Nearly two-thirds of the residences in California are single-family homes, and more than 60 pecent of the housing stock in Los Angeles is single-family homes. A survey on residential land use by the Terner Center confirms that anti-density zoning and local opposition to denser housing developments predict higher housing costs, locking out many low- and moderate-income families. That, in turn, excludes many residents of color with less income and overall wealth.

These restrictive zoning laws have created a housing market that fails all but the wealthiest families, perpetuates segregation, inflates housing costs, and reduces opportunities for communities of color throughout the state. Of the Californians paying unaffordable rents, almost 70 percent are people of color. Further, homeownership is the primary way in which most Americans build wealth for their families, but California’s expensive for-sale market—featuring the third-highest median home price in the country— has pushed what was once a modest goal farther and farther out of reach for most people of color. Without question, this continues and exacerbates existing health and educational inequities and increases gentrification. 
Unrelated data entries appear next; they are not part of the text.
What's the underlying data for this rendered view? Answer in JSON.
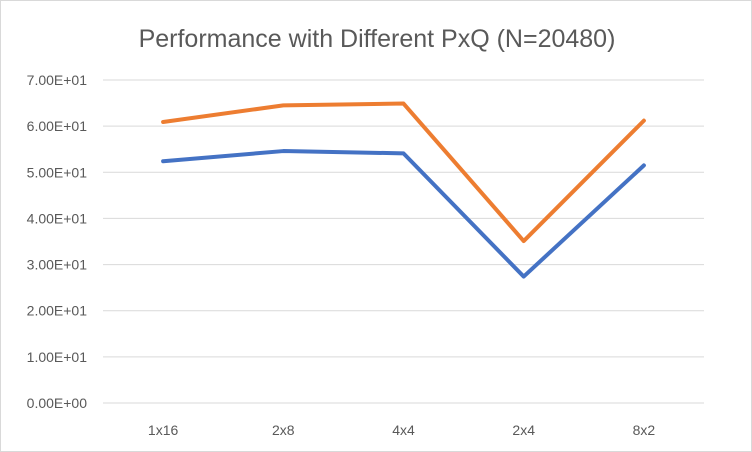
{
  "chart_data": {
    "type": "line",
    "title": "Performance with Different PxQ (N=20480)",
    "xlabel": "",
    "ylabel": "",
    "categories": [
      "1x16",
      "2x8",
      "4x4",
      "2x4",
      "8x2"
    ],
    "ylim": [
      0,
      70
    ],
    "yticks": [
      0,
      10,
      20,
      30,
      40,
      50,
      60,
      70
    ],
    "ytick_labels": [
      "0.00E+00",
      "1.00E+01",
      "2.00E+01",
      "3.00E+01",
      "4.00E+01",
      "5.00E+01",
      "6.00E+01",
      "7.00E+01"
    ],
    "grid": true,
    "legend": "none",
    "series": [
      {
        "color": "#4472C4",
        "values": [
          52.4,
          54.6,
          54.1,
          27.4,
          51.5
        ]
      },
      {
        "color": "#ED7D31",
        "values": [
          60.9,
          64.5,
          64.9,
          35.1,
          61.2
        ]
      }
    ]
  }
}
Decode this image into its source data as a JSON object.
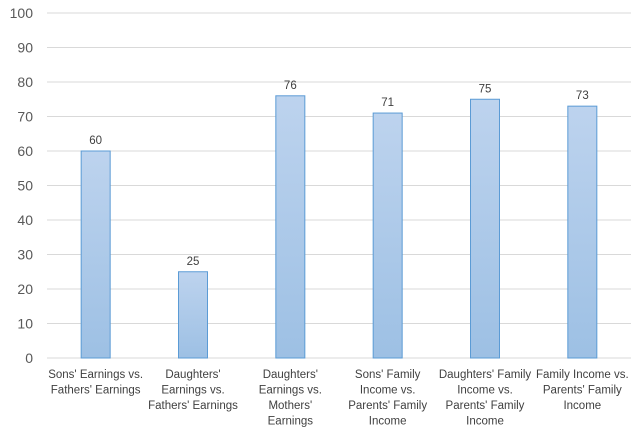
{
  "chart_data": {
    "type": "bar",
    "categories": [
      [
        "Sons' Earnings vs.",
        "Fathers' Earnings"
      ],
      [
        "Daughters'",
        "Earnings vs.",
        "Fathers' Earnings"
      ],
      [
        "Daughters'",
        "Earnings vs.",
        "Mothers'",
        "Earnings"
      ],
      [
        "Sons' Family",
        "Income vs.",
        "Parents' Family",
        "Income"
      ],
      [
        "Daughters' Family",
        "Income vs.",
        "Parents' Family",
        "Income"
      ],
      [
        "Family Income vs.",
        "Parents' Family",
        "Income"
      ]
    ],
    "values": [
      60,
      25,
      76,
      71,
      75,
      73
    ],
    "data_labels": [
      "60",
      "25",
      "76",
      "71",
      "75",
      "73"
    ],
    "title": "",
    "xlabel": "",
    "ylabel": "",
    "ylim": [
      0,
      100
    ],
    "yticks": [
      "0",
      "10",
      "20",
      "30",
      "40",
      "50",
      "60",
      "70",
      "80",
      "90",
      "100"
    ],
    "grid": true,
    "legend": "none",
    "colors": {
      "bar_top": "#bdd3ee",
      "bar_bottom": "#9dc0e4",
      "bar_border": "#5b9bd5",
      "grid": "#d9d9d9",
      "text": "#404040"
    }
  }
}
SB 1120 takes an important initial step for more inclusive housing policy by making two important major changes to state law. First, it allows someone to build a second home on a parcel that a local government has previously limited to single-family use, allowing more housing growth in places that need it. Second, it allows a lot to be split into two lots under specific circumstances, allowing those who meet the criteria to build even more housing options on otherwise unused land. The result will be neighborhoods that currently only allow more expensive, single-family homes would now include smaller, naturally more affordable housing that fits within existing neighborhoods. This is especially important because right now in cities like L.A. and Oakland, current zoning law pushes most development to neighborhoods that have historically been refuges for low-income communities of color. 

The evidence is clear that if we are to seriously address neighborhood segregation and improve opportunities for low-income communities and communities of color in our state, elected officials need to address exclusionary zoning and to open up more residential land for smaller, less expensive housing. UC Berkeley’s Othering and Belonging Institute recommends the state put this as their top priority and implement policies like SB 1120 that repeal excessive exclusionary zoning and encourage local jurisdictions to take action to roll back excessively restrictive zoning in their own communities. This will make affordable housing options more accessible to low-income communities of color, lessening their housing burdens and providing them a realistic avenue to economic security and wealth-building. 

Very few California elected officials would say they are in favor of only creating housing only for the wealthiest residents or upholding systems that continue segregated neighborhoods. And yet that is what our current zoning rules require by making any housing other than single-family homes illegal in the majority of the state. We need the California Legislature to take action that will allow California to build enough housing and start to address structural barriers to homeownership for communities of color. SB 1120 is the first step in making that happen. We urge all legislators to support and pass this important piece of legislation.